If we were to sum it all up in just one word we’d have to go for ‘efficiency,’ but of course we’re going to go a little deeper than that because the aim of this particular post is indeed to ultimately represent the other side of the coin, so to say. I want to make the case for those instances in which we go beyond the basic essence of great design, which is indeed efficiency.
A deeper look at what design efficiency is all about
So when someone designs something, what is it exactly which they aim to achieve? A computer programmer who is designing a programme for example has a specific need in mind which they want to cater to, so they’re designing a solution which addresses a certain problem or challenge. The same can be said about a web designer for example and because of the manner in which these solutions are presented it can become very easy for the true essence of what design is all about to get lost.
I suppose the discussion does indeed come from a place where it’s least expected, i.e. the subject for whom the solution is being designed, particularly if that subject aims to deploy that solution to complete a particular primary function. If you own a business for example and you wish to have a website designed for you, it can get very easy for you to focus on what are otherwise very frivolous points identified, such as how your website looks – how ‘pretty’ it is.

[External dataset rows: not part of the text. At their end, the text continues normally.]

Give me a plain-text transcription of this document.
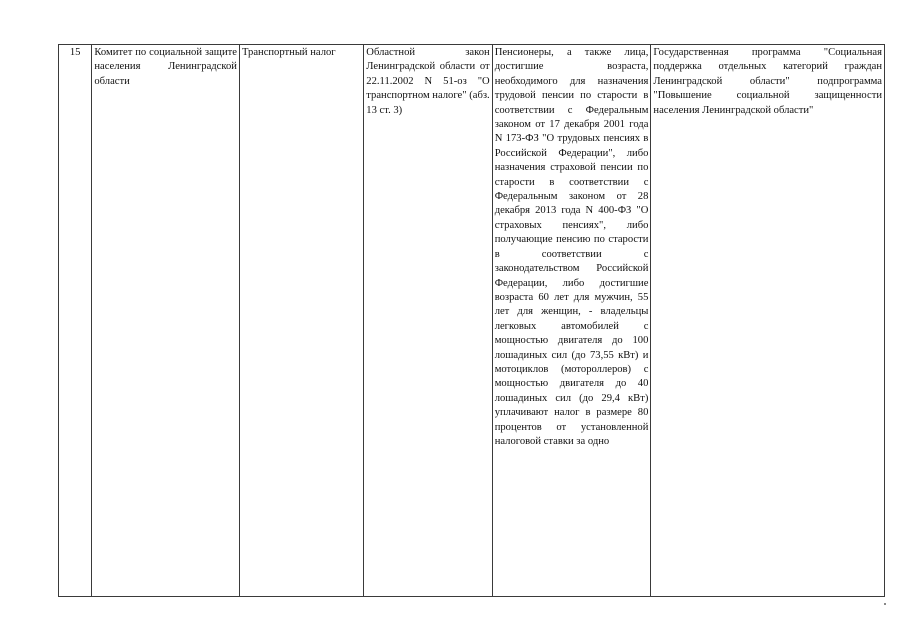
15	Комитет по социальной защите населения Ленинградской области	Транспортный налог	Областной закон Ленинградской области от 22.11.2002 N 51-оз "О транспортном налоге" (абз. 13 ст. 3)	Пенсионеры, а также лица, достигшие возраста, необходимого для назначения трудовой пенсии по старости в соответствии с Федеральным законом от 17 декабря 2001 года N 173-ФЗ "О трудовых пенсиях в Российской Федерации", либо назначения страховой пенсии по старости в соответствии с Федеральным законом от 28 декабря 2013 года N 400-ФЗ "О страховых пенсиях", либо получающие пенсию по старости в соответствии с законодательством Российской Федерации, либо достигшие возраста 60 лет для мужчин, 55 лет для женщин, - владельцы легковых автомобилей с мощностью двигателя до 100 лошадиных сил (до 73,55 кВт) и мотоциклов (мотороллеров) с мощностью двигателя до 40 лошадиных сил (до 29,4 кВт) уплачивают налог в размере 80 процентов от установленной налоговой ставки за одно	Государственная программа "Социальная поддержка отдельных категорий граждан Ленинградской области" подпрограмма "Повышение социальной защищенности населения Ленинградской области"
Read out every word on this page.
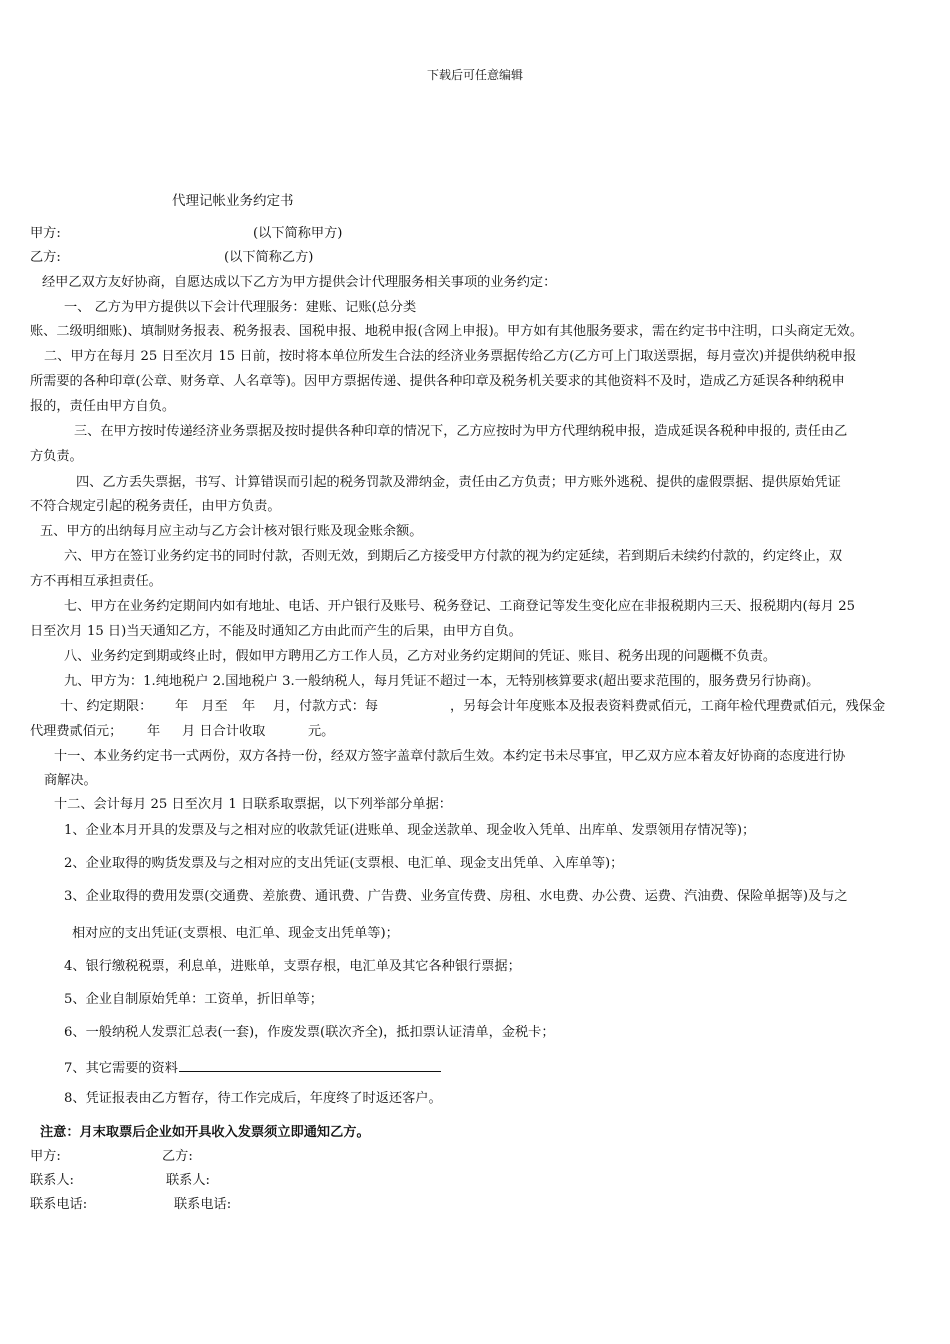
下载后可任意编辑
代理记帐业务约定书
甲方:	(以下简称甲方)
乙方:	(以下简称乙方)
经甲乙双方友好协商，自愿达成以下乙方为甲方提供会计代理服务相关事项的业务约定：
一、 乙方为甲方提供以下会计代理服务：建账、记账(总分类
账、二级明细账)、填制财务报表、税务报表、国税申报、地税申报(含网上申报)。甲方如有其他服务要求，需在约定书中注明，口头商定无效。
二、甲方在每月 25 日至次月 15 日前，按时将本单位所发生合法的经济业务票据传给乙方(乙方可上门取送票据，每月壹次)并提供纳税申报
所需要的各种印章(公章、财务章、人名章等)。因甲方票据传递、提供各种印章及税务机关要求的其他资料不及时，造成乙方延误各种纳税申
报的，责任由甲方自负。
三、在甲方按时传递经济业务票据及按时提供各种印章的情况下，乙方应按时为甲方代理纳税申报，造成延误各税种申报的, 责任由乙
方负责。
四、乙方丢失票据，书写、计算错误而引起的税务罚款及滞纳金，责任由乙方负责；甲方账外逃税、提供的虚假票据、提供原始凭证
不符合规定引起的税务责任，由甲方负责。
五、甲方的出纳每月应主动与乙方会计核对银行账及现金账余额。
六、甲方在签订业务约定书的同时付款，否则无效，到期后乙方接受甲方付款的视为约定延续，若到期后未续约付款的，约定终止，双
方不再相互承担责任。
七、甲方在业务约定期间内如有地址、电话、开户银行及账号、税务登记、工商登记等发生变化应在非报税期内三天、报税期内(每月 25
日至次月 15 日)当天通知乙方，不能及时通知乙方由此而产生的后果，由甲方自负。
八、业务约定到期或终止时，假如甲方聘用乙方工作人员，乙方对业务约定期间的凭证、账目、税务出现的问题概不负责。
九、甲方为：1.纯地税户 2.国地税户 3.一般纳税人，每月凭证不超过一本，无特别核算要求(超出要求范围的，服务费另行协商)。
十、约定期限： 年　月至 年　 月，付款方式：每	，另每会计年度账本及报表资料费贰佰元，工商年检代理费贰佰元，残保金
代理费贰佰元； 年 月 日合计收取	元。
十一、本业务约定书一式两份，双方各持一份，经双方签字盖章付款后生效。本约定书未尽事宜，甲乙双方应本着友好协商的态度进行协
商解决。
十二、会计每月 25 日至次月 1 日联系取票据，以下列举部分单据：
1、企业本月开具的发票及与之相对应的收款凭证(进账单、现金送款单、现金收入凭单、出库单、发票领用存情况等)；
2、企业取得的购货发票及与之相对应的支出凭证(支票根、电汇单、现金支出凭单、入库单等)；
3、企业取得的费用发票(交通费、差旅费、通讯费、广告费、业务宣传费、房租、水电费、办公费、运费、汽油费、保险单据等)及与之
相对应的支出凭证(支票根、电汇单、现金支出凭单等)；
4、银行缴税税票，利息单，进账单，支票存根，电汇单及其它各种银行票据；
5、企业自制原始凭单：工资单，折旧单等；
6、一般纳税人发票汇总表(一套)，作废发票(联次齐全)，抵扣票认证清单，金税卡；
7、其它需要的资料
8、凭证报表由乙方暂存，待工作完成后，年度终了时返还客户。
注意：月末取票后企业如开具收入发票须立即通知乙方。
甲方:	乙方:
联系人:	联系人:
联系电话:	联系电话:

What you should be focussing on rather would be how your site operates – how it functions in delivering its primary purpose, which is perhaps to facilitate the exchange of information between you and your client / prospective client.
Yes, visual appeal definitely matters, but I can guarantee you nobody is going to remember the details of how pretty your site looks, but if it doesn’t adhere to important design principles on the other hand they are definitely going to remember just how bad it looks and just how badly it functions.
Sometimes there does need to be a bit more of an emphasis put on the visual appeal though, such as how anniversary gift baskets for example aren’t really designed for ‘efficiency.’ In what way would something like that be efficient, other than its originally intended purpose to mark a special occasion?
Still though, it’s always about more than how something looks by way of its design, but a lot more about how it functions as well.